Dualismo é uma concepção filosófica ou teológica do mundo baseada na presença de dois princípios ou duas substâncias ou duas realidades opostas, irredutíveis entre si e incapazes de uma síntese final ou de recíproca subordinação. É dualista por excelência qualquer explicação metafísica do universo que suponha a existência de dois princípios ou realidades não subordináveis e irredutíveis entre si.

Em filosofia, o dualismo opõe-se às várias formas de monismo, dentre as quais o fisicalismo e o fenomenismo. Refere-se à relação matéria-espírito, fundada sobre a afirmação de que os fenômenos mentais são exteriores ao mundo físico.[1]

A ideia aparece na filosofia ocidental já nos escritos de Platão, baseados nos ensinamentos de Sócrates, e de Aristóteles, que afirmam, por diferentes razões, que a inteligência do Homem (uma faculdade do espírito ou da alma) não pode ser assimilada ao seu corpo, nem entendida como uma realidade física.[2][3]

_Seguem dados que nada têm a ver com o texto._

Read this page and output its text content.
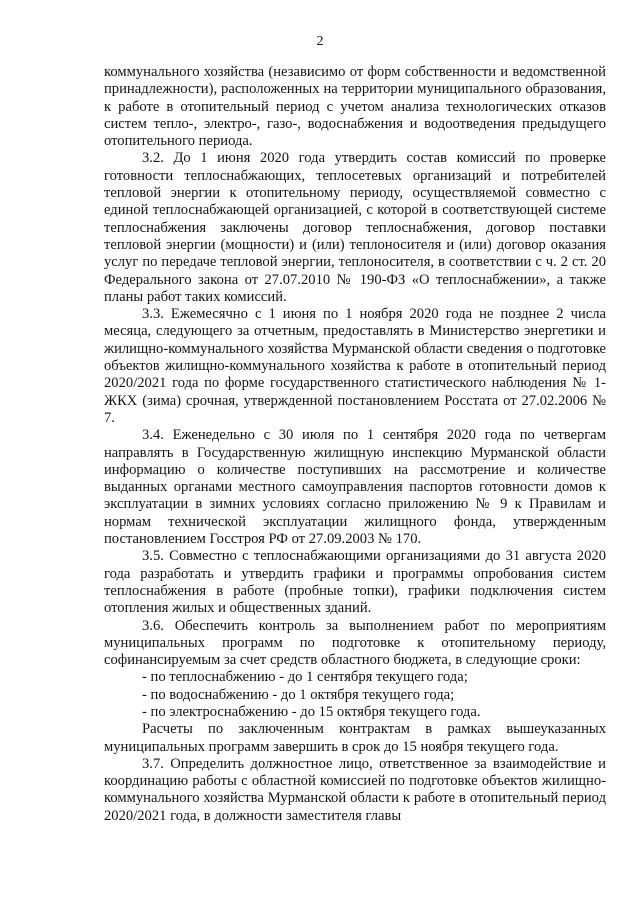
2

коммунального хозяйства (независимо от форм собственности и ведомственной принадлежности), расположенных на территории муниципального образования, к работе в отопительный период с учетом анализа технологических отказов систем тепло-, электро-, газо-, водоснабжения и водоотведения предыдущего отопительного периода.

3.2. До 1 июня 2020 года утвердить состав комиссий по проверке готовности теплоснабжающих, теплосетевых организаций и потребителей тепловой энергии к отопительному периоду, осуществляемой совместно с единой теплоснабжающей организацией, с которой в соответствующей системе теплоснабжения заключены договор теплоснабжения, договор поставки тепловой энергии (мощности) и (или) теплоносителя и (или) договор оказания услуг по передаче тепловой энергии, теплоносителя, в соответствии с ч. 2 ст. 20 Федерального закона от 27.07.2010 № 190-ФЗ «О теплоснабжении», а также планы работ таких комиссий.

3.3. Ежемесячно с 1 июня по 1 ноября 2020 года не позднее 2 числа месяца, следующего за отчетным, предоставлять в Министерство энергетики и жилищно-коммунального хозяйства Мурманской области сведения о подготовке объектов жилищно-коммунального хозяйства к работе в отопительный период 2020/2021 года по форме государственного статистического наблюдения № 1-ЖКХ (зима) срочная, утвержденной постановлением Росстата от 27.02.2006 № 7.

3.4. Еженедельно с 30 июля по 1 сентября 2020 года по четвергам направлять в Государственную жилищную инспекцию Мурманской области информацию о количестве поступивших на рассмотрение и количестве выданных органами местного самоуправления паспортов готовности домов к эксплуатации в зимних условиях согласно приложению № 9 к Правилам и нормам технической эксплуатации жилищного фонда, утвержденным постановлением Госстроя РФ от 27.09.2003 № 170.

3.5. Совместно с теплоснабжающими организациями до 31 августа 2020 года разработать и утвердить графики и программы опробования систем теплоснабжения в работе (пробные топки), графики подключения систем отопления жилых и общественных зданий.

3.6. Обеспечить контроль за выполнением работ по мероприятиям муниципальных программ по подготовке к отопительному периоду, софинансируемым за счет средств областного бюджета, в следующие сроки:

- по теплоснабжению - до 1 сентября текущего года;

- по водоснабжению - до 1 октября текущего года;

- по электроснабжению - до 15 октября текущего года.

Расчеты по заключенным контрактам в рамках вышеуказанных муниципальных программ завершить в срок до 15 ноября текущего года.

3.7. Определить должностное лицо, ответственное за взаимодействие и координацию работы с областной комиссией по подготовке объектов жилищно-коммунального хозяйства Мурманской области к работе в отопительный период 2020/2021 года, в должности заместителя главы
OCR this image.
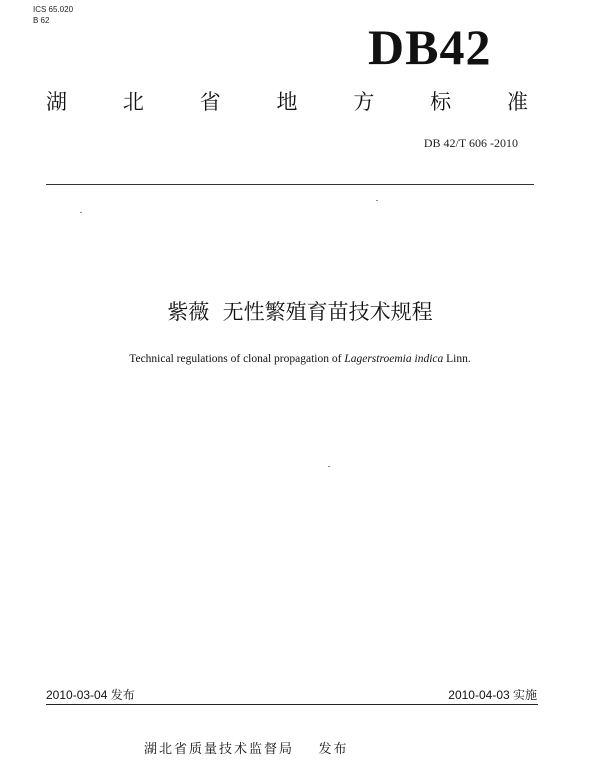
ICS 65.020
B 62	DB42
湖	北	省	地	方	标	准
DB 42/T 606 -2010
紫薇  无性繁殖育苗技术规程
Technical regulations of clonal propagation of Lagerstroemia indica Linn.
2010-03-04 发布	2010-04-03 实施
湖北省质量技术监督局    发布
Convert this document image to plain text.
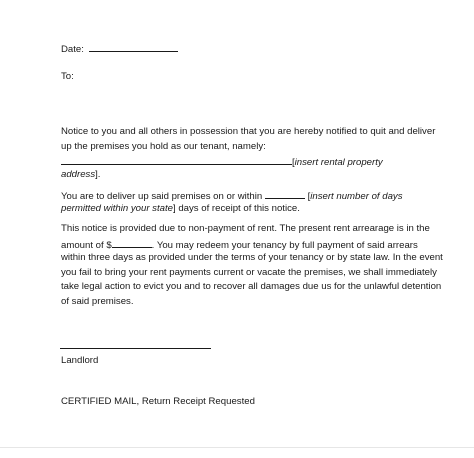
Date:
To:
Notice to you and all others in possession that you are hereby notified to quit and deliver
up the premises you hold as our tenant, namely:
[insert rental property
address].
You are to deliver up said premises on or within	[insert number of days
permitted within your state] days of receipt of this notice.
This notice is provided due to non-payment of rent. The present rent arrearage is in the
amount of $	. You may redeem your tenancy by full payment of said arrears
within three days as provided under the terms of your tenancy or by state law. In the event
you fail to bring your rent payments current or vacate the premises, we shall immediately
take legal action to evict you and to recover all damages due us for the unlawful detention
of said premises.
Landlord
CERTIFIED MAIL, Return Receipt Requested
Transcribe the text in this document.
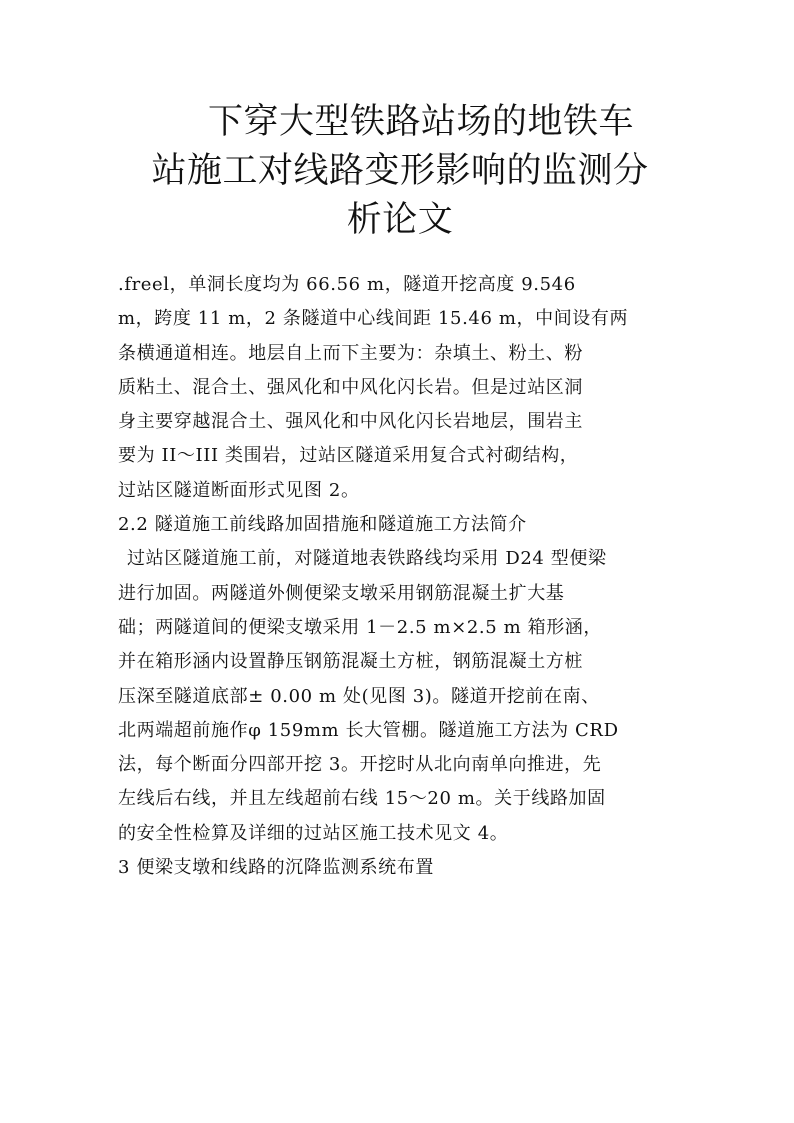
下穿大型铁路站场的地铁车
站施工对线路变形影响的监测分
析论文
.freel，单洞长度均为 66.56 m，隧道开挖高度 9.546
m，跨度 11 m，2 条隧道中心线间距 15.46 m，中间设有两
条横通道相连。地层自上而下主要为：杂填土、粉土、粉
质粘土、混合土、强风化和中风化闪长岩。但是过站区洞
身主要穿越混合土、强风化和中风化闪长岩地层，围岩主
要为 II～III 类围岩，过站区隧道采用复合式衬砌结构，
过站区隧道断面形式见图 2。
2.2 隧道施工前线路加固措施和隧道施工方法简介
过站区隧道施工前，对隧道地表铁路线均采用 D24 型便梁
进行加固。两隧道外侧便梁支墩采用钢筋混凝土扩大基
础；两隧道间的便梁支墩采用 1－2.5 m×2.5 m 箱形涵，
并在箱形涵内设置静压钢筋混凝土方桩，钢筋混凝土方桩
压深至隧道底部± 0.00 m 处(见图 3)。隧道开挖前在南、
北两端超前施作φ 159mm 长大管棚。隧道施工方法为 CRD
法，每个断面分四部开挖 3。开挖时从北向南单向推进，先
左线后右线，并且左线超前右线 15～20 m。关于线路加固
的安全性检算及详细的过站区施工技术见文 4。
3 便梁支墩和线路的沉降监测系统布置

O termo aparece pela primeira vez na Veterum Persarum et Parthorum et Medorum Religionis Historia (1700), de Thomas Hyde,[4][5] obra que tratava da doutrina de Zoroastro, com seus dois princípios ou divindades - o bem e o mal -, em luta permanente. Bayle (Dictionnaire historique et critique) e Leibniz (Essais de Théodicée sur la bonté de Dieu, la liberté de l'homme et l'origine du mal) também utilizam o termo no mesmo sentido.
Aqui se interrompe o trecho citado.